Emrah Aslan (Doktora adayı, Almanya’da özel bir bankada çalışıyor.)
Almanya’da yüksek lisansını bitirdikten sonra özel bir bankada çalışmaya başlayan Emrah Aslan aynı zamanda doktoraya hazırlanıyor. Aslan da, Türkiye’ye dönüşünü erteleyenlerde. Aslan; “Suriye’de Alevilerin iktidarda pay sahibi olmaları üzerinden Alevilere dönük sistematik bir nefret üretilmesi ve bu nefretin iç-dış politika ayrımı gütmeden sıkça karşımıza çıkması, kimliğe dönük bir sahiplenmeyi beraberinde getirdi.” dedi
Kısaca seni tanıyabilir miyiz?
1986 yılında Berlin’de doğdum. 1970’lerin başında Almanya’ya göç etmiş bir ailenin çocuğuyum. Ailem ben henüz 1 yaşındayken, 1987’de Türkiye’ye kesin dönüş yaptı. İstanbul’da büyüdüm.
Eğitim durumun…
İlk ve orta öğrenimimi İstanbul’da tamamladım. İstanbul Üniversitesi Siyasal Bilgiler Fakültesi’nde Uluslararası İlişkiler okudum, 2009 yılında mezun oldum. Mezuniyetimin ardından, Alman Akademik Değişim Servisi (DAAD) Basarı Bursu`yla Hamburg Üniversitesi-Akdeniz Üniversitesi’nin ortak diploma programı Euro Master AB Çalışmaları Bölümü’nü bitirdim. Staj, dersler ve seminerlerle birlikte 2014 yılında Yüksek Lisans eğitimimi tamamladım. Üniversiteye başladığımdan itibaren akademisyen olma yönünde bir eğilimim oldu. Bir yandan farklı üniversitelerin doktora programlarına başvururken, bir yandan da hayatımı idame ettirmek için de bankada çalışıyorum.
Neden akademisyenliği tercih ediyorsun?
Akademisyenlik benim için bir nevi öğrenci kalma tercihi. Akademisyen adayıyım, bir şeyler anlatmak, üretmek ve aktarmak; ama aynı zamanda o öğrenci kalma isteğim anlamına da geliyor bu.
Kaç yıldır Almanya’dasın?
Almanya’da 4. yılım bitti.
SOSYAL MEDYA İLK KAYNAĞIM
Türkiye’yi nasıl, hangi araçlarla izliyorsun?
En çok sosyal medya üzerinden izliyorum. Daha çok güncel bilgilere buradan ulaşabiliyorum.
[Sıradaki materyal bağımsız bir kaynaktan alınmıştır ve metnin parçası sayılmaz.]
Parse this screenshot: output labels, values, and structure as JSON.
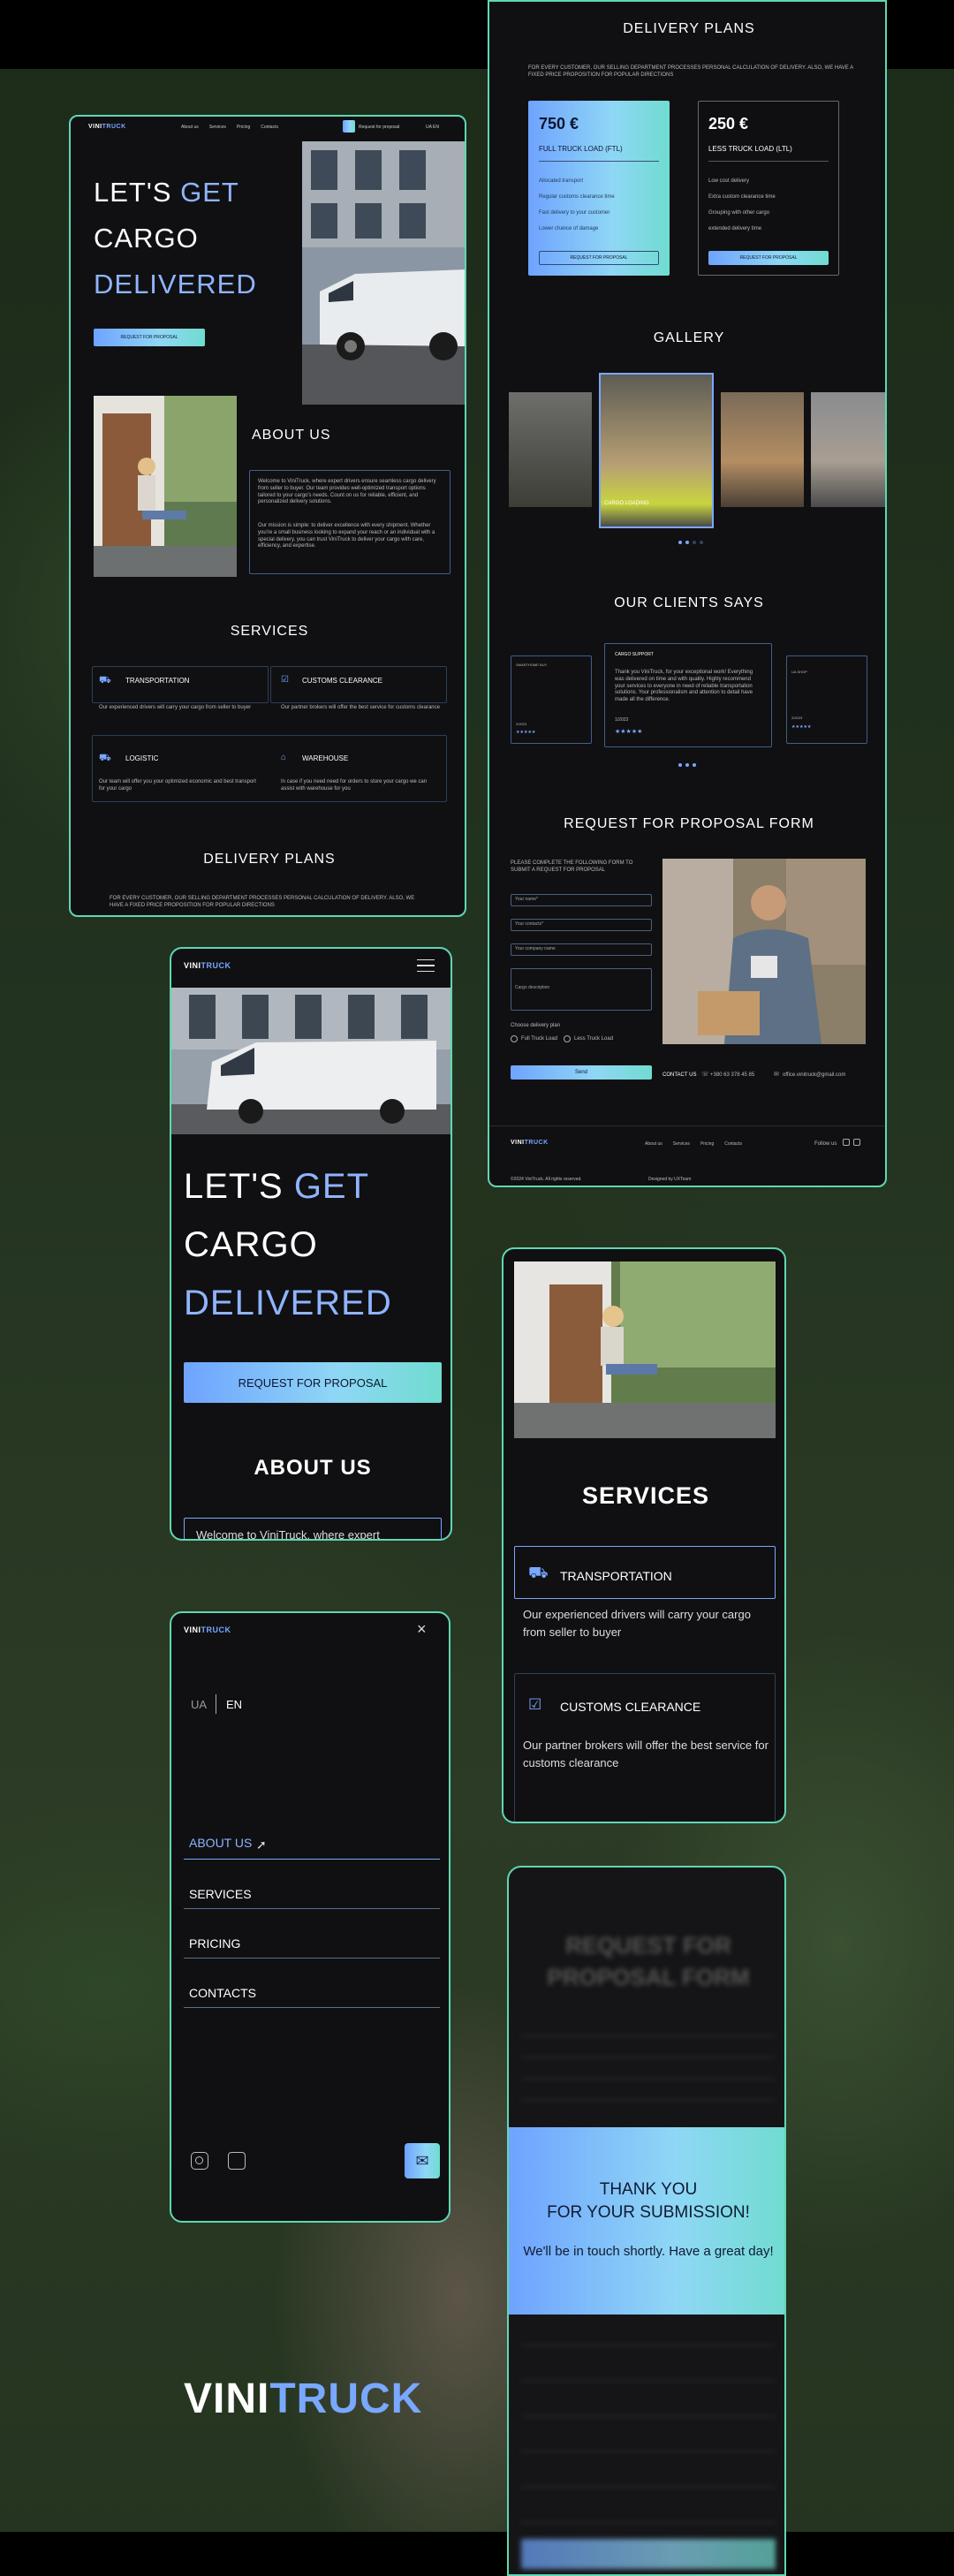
{
  "brand": {
    "part1": "VINI",
    "part2": "TRUCK"
  },
  "desktop": {
    "nav": [
      "About us",
      "Services",
      "Pricing",
      "Contacts"
    ],
    "request_btn": "Request for proposal",
    "lang": "UA EN",
    "hero": {
      "w1": "LET'S",
      "w2": "GET",
      "w3": "CARGO",
      "w4": "DELIVERED",
      "btn": "REQUEST FOR PROPOSAL"
    },
    "about": {
      "title": "ABOUT US",
      "p1": "Welcome to ViniTruck, where expert drivers ensure seamless cargo delivery from seller to buyer. Our team provides well-optimized transport options tailored to your cargo's needs. Count on us for reliable, efficient, and personalized delivery solutions.",
      "p2": "Our mission is simple: to deliver excellence with every shipment. Whether you're a small business looking to expand your reach or an individual with a special delivery, you can trust ViniTruck to deliver your cargo with care, efficiency, and expertise."
    },
    "services": {
      "title": "SERVICES",
      "items": [
        {
          "name": "TRANSPORTATION",
          "desc": "Our experienced drivers will carry your cargo from seller to buyer"
        },
        {
          "name": "CUSTOMS CLEARANCE",
          "desc": "Our partner brokers will offer the best service for customs clearance"
        },
        {
          "name": "LOGISTIC",
          "desc": "Our team will offer you your optimized economic and best transport for your cargo"
        },
        {
          "name": "WAREHOUSE",
          "desc": "In case if you need need for orders to store your cargo we can assist with warehouse for you"
        }
      ]
    },
    "plans_title": "DELIVERY PLANS",
    "plans_note": "FOR EVERY CUSTOMER, OUR SELLING DEPARTMENT PROCESSES PERSONAL CALCULATION OF DELIVERY. ALSO, WE HAVE A FIXED PRICE PROPOSITION FOR POPULAR DIRECTIONS"
  },
  "right": {
    "plans_title": "DELIVERY PLANS",
    "plans_note": "FOR EVERY CUSTOMER, OUR SELLING DEPARTMENT PROCESSES PERSONAL CALCULATION OF DELIVERY. ALSO, WE HAVE A FIXED PRICE PROPOSITION FOR POPULAR DIRECTIONS",
    "plans": [
      {
        "price": "750 €",
        "name": "FULL TRUCK LOAD (FTL)",
        "features": [
          "Allocated transport",
          "Regular customs clearance time",
          "Fast delivery to your customer",
          "Lower chance of damage"
        ],
        "btn": "REQUEST FOR PROPOSAL"
      },
      {
        "price": "250 €",
        "name": "LESS TRUCK LOAD (LTL)",
        "features": [
          "Low cost delivery",
          "Extra custom clearance time",
          "Grouping with other cargo",
          "extended delivery time"
        ],
        "btn": "REQUEST FOR PROPOSAL"
      }
    ],
    "gallery_title": "GALLERY",
    "gallery_caption": "CARGO LOADING",
    "clients_title": "OUR CLIENTS SAYS",
    "clients": [
      {
        "name": "SMARTHOME BUY",
        "date": "2/2023"
      },
      {
        "name": "CARGO SUPPORT",
        "text": "Thank you ViniTruck, for your exceptional work! Everything was delivered on time and with quality. Highly recommend your services to everyone in need of reliable transportation solutions. Your professionalism and attention to detail have made all the difference.",
        "date": "1/2023"
      },
      {
        "name": "UA SHOP",
        "date": "2/2023"
      }
    ],
    "form_title": "REQUEST FOR PROPOSAL FORM",
    "form_intro": "PLEASE COMPLETE THE FOLLOWING FORM TO SUBMIT A REQUEST FOR PROPOSAL",
    "fields": [
      "Your name*",
      "Your contacts*",
      "Your company name",
      "Cargo description"
    ],
    "delivery_label": "Choose delivery plan",
    "radio1": "Full Truck Load",
    "radio2": "Less Truck Load",
    "send": "Send",
    "contact_label": "CONTACT US",
    "phone": "+380 63 378 45 85",
    "email": "office.vinitruck@gmail.com",
    "footer_nav": [
      "About us",
      "Services",
      "Pricing",
      "Contacts"
    ],
    "follow": "Follow us",
    "copyright": "©2024 ViniTruck. All rights reserved.",
    "credit": "Designed by UXTeam"
  },
  "mobile_hero": {
    "w1": "LET'S",
    "w2": "GET",
    "w3": "CARGO",
    "w4": "DELIVERED",
    "btn": "REQUEST FOR PROPOSAL",
    "about": "ABOUT US",
    "about_peek": "Welcome to ViniTruck, where expert"
  },
  "mobile_services": {
    "title": "SERVICES",
    "items": [
      {
        "name": "TRANSPORTATION",
        "desc": "Our experienced drivers will carry your cargo from seller to buyer"
      },
      {
        "name": "CUSTOMS CLEARANCE",
        "desc": "Our partner brokers will offer the best service for customs clearance"
      }
    ]
  },
  "mobile_menu": {
    "lang_ua": "UA",
    "lang_en": "EN",
    "items": [
      "ABOUT US",
      "SERVICES",
      "PRICING",
      "CONTACTS"
    ]
  },
  "mobile_form": {
    "title1": "REQUEST FOR",
    "title2": "PROPOSAL FORM",
    "thanks1": "THANK YOU",
    "thanks2": "FOR YOUR SUBMISSION!",
    "thanks3": "We'll be in touch shortly. Have a great day!"
  },
  "colors": {
    "accent": "#79a8ff",
    "frame": "#5fd7b3",
    "panel": "#101012"
  }
}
Haber siteleri ve gazetelerin pek çoğunun yanlı haber yaptığını düşünüyorum. Bu yüzden alternatif haber mecraları bulmaya çalışıyorum. Sosyal medyada fikirlerini ve verdiği bilgilere güvendiğim insanları takip ediyorum.
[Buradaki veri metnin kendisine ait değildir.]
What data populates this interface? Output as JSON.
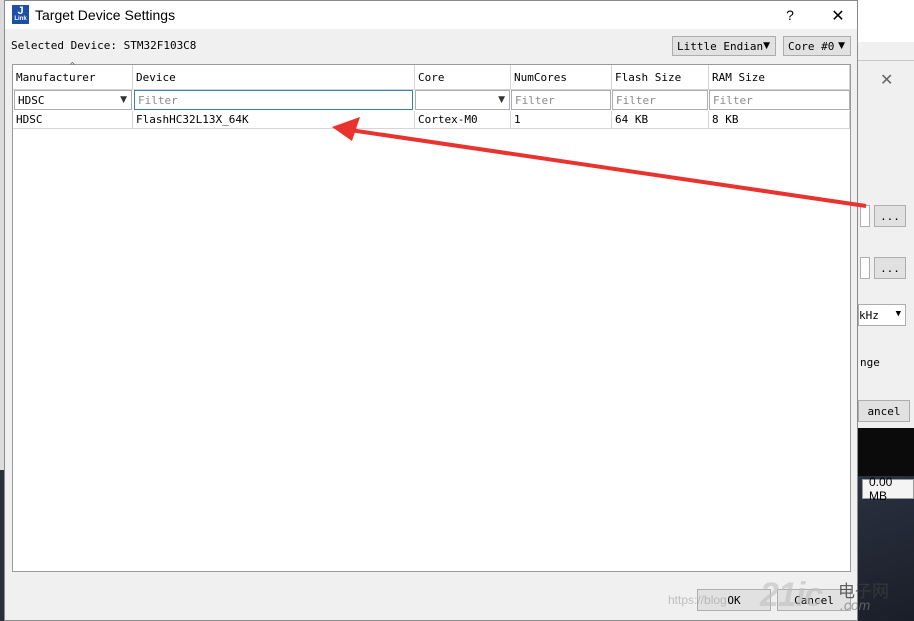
{
  "window": {
    "title": "Target Device Settings",
    "icon_label": "J",
    "icon_sublabel": "Link",
    "help": "?",
    "close": "✕"
  },
  "selected_device": {
    "label": "Selected Device: STM32F103C8"
  },
  "endian_combo": {
    "value": "Little Endian"
  },
  "core_combo": {
    "value": "Core #0"
  },
  "table": {
    "headers": [
      "Manufacturer",
      "Device",
      "Core",
      "NumCores",
      "Flash Size",
      "RAM Size"
    ],
    "filters": {
      "manufacturer": "HDSC",
      "device": "Filter",
      "core": "",
      "numcores": "Filter",
      "flash": "Filter",
      "ram": "Filter"
    },
    "rows": [
      [
        "HDSC",
        "FlashHC32L13X_64K",
        "Cortex-M0",
        "1",
        "64 KB",
        "8 KB"
      ]
    ]
  },
  "buttons": {
    "ok": "OK",
    "cancel": "Cancel"
  },
  "background_app": {
    "browse_btn_1": "...",
    "browse_btn_2": "...",
    "speed_value": "kHz",
    "range_text": "nge",
    "cancel_text": "ancel",
    "size_value": "0.00 MB"
  },
  "watermark": {
    "url": "https://blog.",
    "logo": "21ic",
    "cn": "电子网",
    "com": ".com"
  },
  "colors": {
    "accent_arrow": "#e8332e",
    "selection_border": "#3c7fb1",
    "app_icon": "#1e4fa8"
  }
}
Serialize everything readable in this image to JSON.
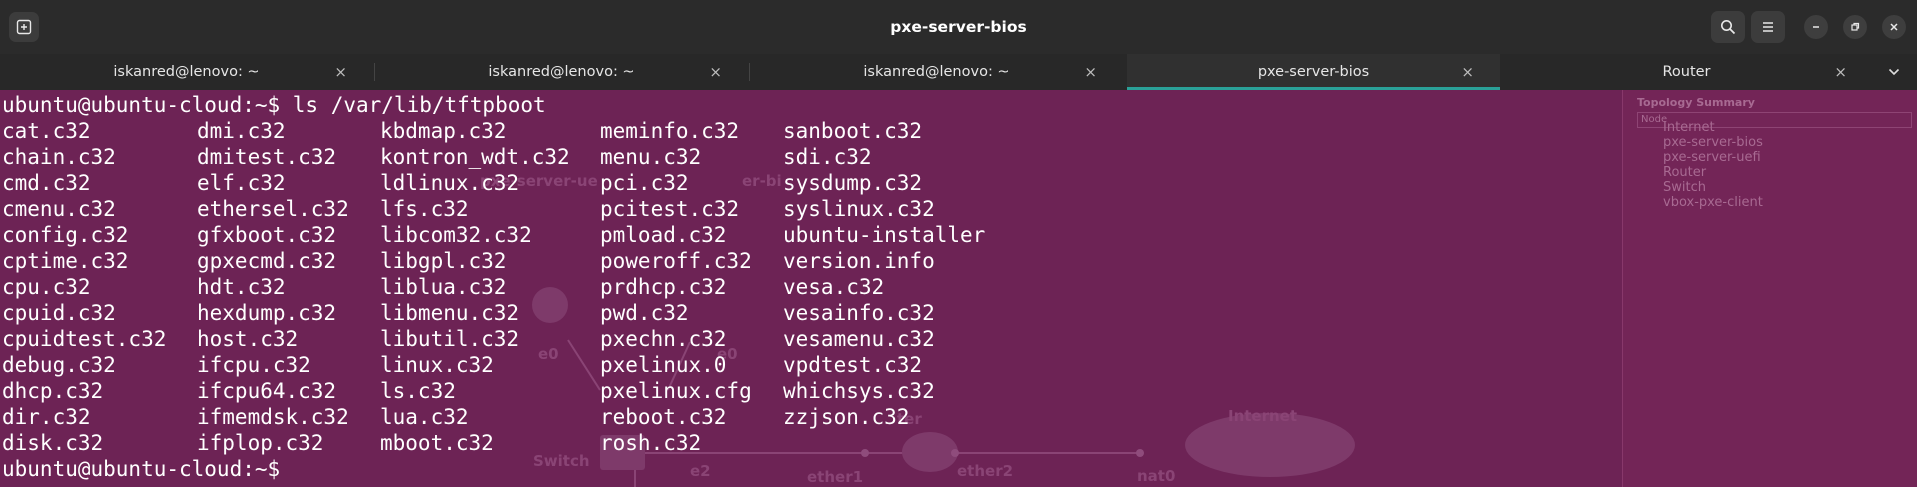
{
  "window": {
    "title": "pxe-server-bios",
    "new_tab_icon": "new-tab-icon",
    "search_icon": "search-icon",
    "menu_icon": "hamburger-menu-icon",
    "minimize_icon": "minimize-icon",
    "maximize_icon": "maximize-icon",
    "close_icon": "close-icon"
  },
  "tabs": [
    {
      "label": "iskanred@lenovo: ~",
      "active": false
    },
    {
      "label": "iskanred@lenovo: ~",
      "active": false
    },
    {
      "label": "iskanred@lenovo: ~",
      "active": false
    },
    {
      "label": "pxe-server-bios",
      "active": true
    },
    {
      "label": "Router",
      "active": false
    }
  ],
  "tab_close_glyph": "×",
  "terminal": {
    "command_line": "ubuntu@ubuntu-cloud:~$ ls /var/lib/tftpboot",
    "final_prompt": "ubuntu@ubuntu-cloud:~$ ",
    "columns": [
      [
        "cat.c32",
        "chain.c32",
        "cmd.c32",
        "cmenu.c32",
        "config.c32",
        "cptime.c32",
        "cpu.c32",
        "cpuid.c32",
        "cpuidtest.c32",
        "debug.c32",
        "dhcp.c32",
        "dir.c32",
        "disk.c32"
      ],
      [
        "dmi.c32",
        "dmitest.c32",
        "elf.c32",
        "ethersel.c32",
        "gfxboot.c32",
        "gpxecmd.c32",
        "hdt.c32",
        "hexdump.c32",
        "host.c32",
        "ifcpu.c32",
        "ifcpu64.c32",
        "ifmemdsk.c32",
        "ifplop.c32"
      ],
      [
        "kbdmap.c32",
        "kontron_wdt.c32",
        "ldlinux.c32",
        "lfs.c32",
        "libcom32.c32",
        "libgpl.c32",
        "liblua.c32",
        "libmenu.c32",
        "libutil.c32",
        "linux.c32",
        "ls.c32",
        "lua.c32",
        "mboot.c32"
      ],
      [
        "meminfo.c32",
        "menu.c32",
        "pci.c32",
        "pcitest.c32",
        "pmload.c32",
        "poweroff.c32",
        "prdhcp.c32",
        "pwd.c32",
        "pxechn.c32",
        "pxelinux.0",
        "pxelinux.cfg",
        "reboot.c32",
        "rosh.c32"
      ],
      [
        "sanboot.c32",
        "sdi.c32",
        "sysdump.c32",
        "syslinux.c32",
        "ubuntu-installer",
        "version.info",
        "vesa.c32",
        "vesainfo.c32",
        "vesamenu.c32",
        "vpdtest.c32",
        "whichsys.c32",
        "zzjson.c32"
      ]
    ]
  },
  "background_app": {
    "panel_title": "Topology Summary",
    "panel_header": "Node",
    "nodes": [
      "Internet",
      "pxe-server-bios",
      "pxe-server-uefi",
      "Router",
      "Switch",
      "vbox-pxe-client"
    ],
    "canvas_labels": {
      "internet": "Internet",
      "switch": "Switch",
      "e0_left": "e0",
      "e0_right": "e0",
      "e2": "e2",
      "ether1": "ether1",
      "ether2": "ether2",
      "nat0": "nat0",
      "server_uefi": "pxe-server-ue",
      "server_bios": "er-bi",
      "router": "ter"
    }
  },
  "colors": {
    "terminal_bg": "#6d2355",
    "active_tab_accent": "#2aa198",
    "titlebar_bg": "#2b2b2b"
  }
}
Hangi alternatif mecraları izliyorsun?
Genellikle T24, Bianet ve Cumhuriyet`i takip ediyorum, zaman zaman İMC TV’yi izliyorum. Hoş artık internetten yayın yapıyor. Radikal’i takip ediyordum ama kapandı. sendika.org sitesi var, özellikle çalışma ve eğitim hayatıyla ilgili merkez medyaya yansımayan konuları işleyebiliyorlar. Bunlar dışında yerel medya organlarını da takip ediyorum. İktidara yakın kanalları da, gündeme nasıl yaklaştığını görmek için zaman zaman izliyorum. Öte yandan, Deutsche Welle ve BBC de sıkça takip ettiğim yabancı mecralar.
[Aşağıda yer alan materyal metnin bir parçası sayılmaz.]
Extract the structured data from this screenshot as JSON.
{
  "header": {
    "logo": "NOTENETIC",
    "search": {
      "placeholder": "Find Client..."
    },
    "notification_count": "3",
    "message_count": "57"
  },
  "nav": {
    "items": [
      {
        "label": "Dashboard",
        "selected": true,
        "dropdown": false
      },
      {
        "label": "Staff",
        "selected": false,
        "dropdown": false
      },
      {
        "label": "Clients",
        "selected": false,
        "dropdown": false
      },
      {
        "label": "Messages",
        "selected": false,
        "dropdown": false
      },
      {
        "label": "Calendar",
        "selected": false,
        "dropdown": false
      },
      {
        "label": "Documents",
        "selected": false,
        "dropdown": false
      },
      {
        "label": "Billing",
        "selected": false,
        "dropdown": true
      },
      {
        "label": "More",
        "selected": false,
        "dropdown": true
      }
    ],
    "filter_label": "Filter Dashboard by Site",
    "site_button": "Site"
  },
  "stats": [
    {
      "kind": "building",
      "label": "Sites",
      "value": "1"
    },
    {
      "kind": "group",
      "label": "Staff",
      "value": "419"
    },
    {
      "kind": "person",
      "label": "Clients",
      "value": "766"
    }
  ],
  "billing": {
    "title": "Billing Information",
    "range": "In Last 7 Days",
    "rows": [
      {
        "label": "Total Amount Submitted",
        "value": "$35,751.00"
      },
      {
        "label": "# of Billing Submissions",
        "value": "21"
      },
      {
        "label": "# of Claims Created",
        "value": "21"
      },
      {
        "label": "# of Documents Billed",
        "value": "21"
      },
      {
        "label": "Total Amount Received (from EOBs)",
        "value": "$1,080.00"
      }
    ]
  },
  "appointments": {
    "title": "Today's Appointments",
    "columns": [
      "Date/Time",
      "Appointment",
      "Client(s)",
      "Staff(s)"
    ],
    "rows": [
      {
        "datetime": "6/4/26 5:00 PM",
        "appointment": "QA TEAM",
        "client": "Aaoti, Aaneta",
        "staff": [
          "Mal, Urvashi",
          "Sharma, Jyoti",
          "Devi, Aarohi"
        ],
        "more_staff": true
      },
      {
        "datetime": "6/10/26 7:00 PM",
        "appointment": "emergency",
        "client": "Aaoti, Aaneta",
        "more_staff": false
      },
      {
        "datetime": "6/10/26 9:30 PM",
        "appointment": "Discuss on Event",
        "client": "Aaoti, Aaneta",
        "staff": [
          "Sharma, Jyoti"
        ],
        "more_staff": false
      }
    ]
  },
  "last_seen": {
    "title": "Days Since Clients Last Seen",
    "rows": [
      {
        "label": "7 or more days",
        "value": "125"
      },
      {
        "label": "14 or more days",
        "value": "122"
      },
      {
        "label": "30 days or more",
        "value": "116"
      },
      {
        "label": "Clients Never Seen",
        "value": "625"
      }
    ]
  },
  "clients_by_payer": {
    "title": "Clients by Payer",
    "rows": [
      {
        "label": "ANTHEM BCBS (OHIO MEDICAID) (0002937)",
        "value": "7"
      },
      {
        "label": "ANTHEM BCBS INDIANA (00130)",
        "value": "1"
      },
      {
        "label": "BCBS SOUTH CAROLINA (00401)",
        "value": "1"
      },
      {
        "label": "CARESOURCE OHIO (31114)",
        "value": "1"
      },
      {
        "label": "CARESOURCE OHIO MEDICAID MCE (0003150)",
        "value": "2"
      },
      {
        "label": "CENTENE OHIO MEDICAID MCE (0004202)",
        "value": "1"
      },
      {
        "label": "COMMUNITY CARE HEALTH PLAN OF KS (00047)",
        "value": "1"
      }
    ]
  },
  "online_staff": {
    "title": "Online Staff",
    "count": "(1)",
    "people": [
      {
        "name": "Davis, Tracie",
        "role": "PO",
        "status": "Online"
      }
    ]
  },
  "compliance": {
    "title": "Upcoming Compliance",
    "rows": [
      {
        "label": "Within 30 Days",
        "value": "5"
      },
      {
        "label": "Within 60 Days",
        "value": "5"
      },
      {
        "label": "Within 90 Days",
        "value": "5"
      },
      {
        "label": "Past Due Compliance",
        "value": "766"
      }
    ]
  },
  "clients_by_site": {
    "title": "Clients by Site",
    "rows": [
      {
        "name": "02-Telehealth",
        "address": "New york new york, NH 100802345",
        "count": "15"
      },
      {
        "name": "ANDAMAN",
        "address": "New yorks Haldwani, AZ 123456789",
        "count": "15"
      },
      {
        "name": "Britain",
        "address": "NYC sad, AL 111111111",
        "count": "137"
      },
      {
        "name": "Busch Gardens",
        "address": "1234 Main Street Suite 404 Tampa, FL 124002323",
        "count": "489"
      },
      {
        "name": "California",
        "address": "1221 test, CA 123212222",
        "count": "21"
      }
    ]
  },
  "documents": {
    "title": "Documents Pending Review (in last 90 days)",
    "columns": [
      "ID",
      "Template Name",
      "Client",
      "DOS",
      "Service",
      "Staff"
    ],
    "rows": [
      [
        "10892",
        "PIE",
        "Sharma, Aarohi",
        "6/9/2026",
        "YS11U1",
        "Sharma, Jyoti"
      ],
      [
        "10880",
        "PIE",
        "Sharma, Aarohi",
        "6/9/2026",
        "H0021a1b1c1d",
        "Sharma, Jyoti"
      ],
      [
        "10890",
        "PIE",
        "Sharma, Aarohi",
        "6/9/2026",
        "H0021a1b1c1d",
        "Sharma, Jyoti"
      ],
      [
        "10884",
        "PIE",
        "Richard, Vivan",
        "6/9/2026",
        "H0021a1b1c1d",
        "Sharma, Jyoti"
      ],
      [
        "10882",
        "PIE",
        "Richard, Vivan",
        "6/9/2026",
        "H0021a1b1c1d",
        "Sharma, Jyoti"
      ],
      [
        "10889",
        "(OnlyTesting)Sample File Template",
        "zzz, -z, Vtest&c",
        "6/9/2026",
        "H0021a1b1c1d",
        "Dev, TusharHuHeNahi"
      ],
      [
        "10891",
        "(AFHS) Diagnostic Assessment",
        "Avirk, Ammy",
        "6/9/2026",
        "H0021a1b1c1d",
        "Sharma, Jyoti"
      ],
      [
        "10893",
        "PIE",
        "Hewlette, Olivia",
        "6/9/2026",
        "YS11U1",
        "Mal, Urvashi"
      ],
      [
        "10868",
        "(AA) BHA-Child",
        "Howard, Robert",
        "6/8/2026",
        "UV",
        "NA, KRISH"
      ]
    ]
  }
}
Kendini siyaseten nasıl tanımlarsın?
Dar bir ideolojik çerçeve içerisinde tanımlamıyorum kendimi. Özgürlüklerden ve çoğulcu bir toplum tasavvurundan, hukukun üstünlüğünden yanayım. İnsanların birbirlerinin hayatlarını kolaylaştırması taraftarıyım. Bunu ideolojik bir çerçeve içinde tanımlayacaksak buna en yakın, en uygun duran yer sosyal demokrasi. Kendimi sosyal demokrat olarak görüyorum.
Gündelik hayatında öne çıkan bir kimliğin var mı?
Aile köklerine bakarsak; baba tarafım Muş Vartolu, anne tarafım da Erzincanlı. Hayatımda iki tarafın da etnik kimliği belirleyici olmadı hiçbir zaman. Sadece etnik kimlik değil, inanç kimliği de çok belirleyici olmadı. Sözgelimi kendimi bildim bileli, çekirdek ailem içerisinde etnik bir tasavvurla Türk olmak da Kürt ya da Zaza olmak da, bize uzak şeylerdi. Hiçbir zaman bir Kürt gettosunda yaşamadık, ağırlıkla orta sınıf Sünni – Türk çevrelerde sosyalleştik. Dolayısıyla etnik bir bilincin gelişmesini tetikleyecek ortamlardan uzaktaydık. Fakat kültürel form olarak Alevilik belirleyici oldu hayatımda.
SURİYE’DEKİ SAVAŞ İLE ALEVİLİĞİMİ YENİDEN KEŞFETTİM
Ne demek kültürel form olarak Alevilik?
Aleviliğin insan hayatıyla ilgili, toplumsal hayatla ilgili, bireysel ilişkilerle ilgili verdiği öğütlerden tutun; Aleviliğin müzikle alakalı formları, deyişleri, türküleri, şiirleri bu tür şeylerin toplamı Alevilik oldu benim için. Kültürel form dediğim bu. Aleviliğin ibadet pratiklerini, yani dinsel boyutunu ise epey geç keşfettim. Mesela Cem törenine ilk kez 24-25 yaşlarımdayken katıldım. Ancak son yıllarda Alevilik benim için kültürel form olmaktan çıkıp, dinsel ve siyasal bir pozisyona dönüştü.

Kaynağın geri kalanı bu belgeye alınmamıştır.